I have already outlined in this thread, how you can have a back up pump.

You have two pumps, each driving 1/2 your nozzles. Inside the box, instead of having one manifold, you have two manifolds. BUT you have both covering the entire box. So if you lose a pump, you're not dead in the water. You're still running, you're not going to lose your garden, but it isn't running at a reduced capacity, you still need to replace the bad pump asap.

And I would think the same applies to low-pressure aeroponics. You better have a backup pump handy, in case your primary pump fails.

I have attached a picture to illustrate. The black circles are the nozzles. Notice that they alternate between the red manifold and the blue manifold.

Atomizer, a couple of questions about your setup:

1. do you run a single filter for the whole system, or individual nozzle filters?

2. do you have air pump + stones oxygenating your res?

The pump failure issue is there with any system that uses a pump.
I have a backup pump, at $70 its not much expense for peace of mind but if it was $200 i`d think about it more carefully as its a big outlay on a maybe (optimistic viewpoint).
I`m 100% certain an accumulator based system is less prone to pump failure simply because the load on the pump and running time is minimized. Unfortunately an accumulator wouldnt be as effective with a long misting cycle.
I use bag filters instead of inlines because they have a large capacity, are cheap and washable. They don`t clog up completely without warning which can starve the pump of water.
The normal filter size recomended for aero is 200 mesh (75micron). I use a coarse filter to catch large debris followed by a 20 micron bag.
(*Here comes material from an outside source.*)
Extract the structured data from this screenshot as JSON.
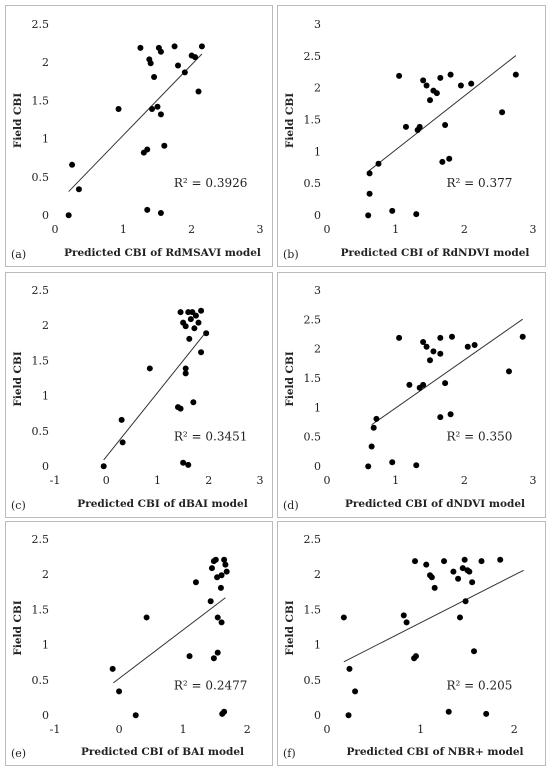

For the supply res, a 5 micron bag will remove pretty much anything that might cause problems to the pump, pipework or nozzles. Anything smaller than 5 microns with 95psi pressure behind it.. isn`t going to stay put for long

I use a small airpump to keep the supply and return res water moving, its mostly to prevent it stagnating rather than actively adding oxygen. When you have gallons of water stored at 95psi in a sealed accumulator tank for hours at a time theres no easy way of adding any oxygen to it

Thanks.
This pretty much describes the system Steve from Cloudtops suggested to me, with a few variations.
I kinda liked quentins' approach, but it seems a little complicated.
When you work with accu tanks, it's a whole different deal, and it requires different thinking.

So what if you have just one line and two pumps, since it is "on demand" and we're working with accu tanks. Have a back up pump with a pressure switch set to kick in when pressure in the accu tank drops below acceptable.
Is it needed? Guess it's just what you're used to (comfortable with) coming from my current set up.

Not really having experience with this, it just takes some time and a few rounds of back and forth with someone like you who's done it and is there.
My real challenge is how to get all the right parts and information and set it up as it relates to my gear.
Besides cloud tops, who else do you recommend?

Quentins dual pump approach is ideal for a 30 second misting cycle,
Playing devils advocate for a second, if you use two identical pumps to run half the system each. Its logical to assume that if one pump fails they both fail, afterall both will have done exactly the same amount of work at that point
From a reliabililty viewpoint you can`t be sure how much mileage is left on your good pump before it too may fail. So perhaps you should be buying two more pumps when one fails... just in case?

The accumulator system is more complex to set up initially but could be cheaper than buying two powerful pumps.
On its own, my pump could run just 2 nozzles but upto 80 with the accumulator. Why use 40 pumps when one will do a better job The calculations are easy enough..if you have the specs for your nozzles.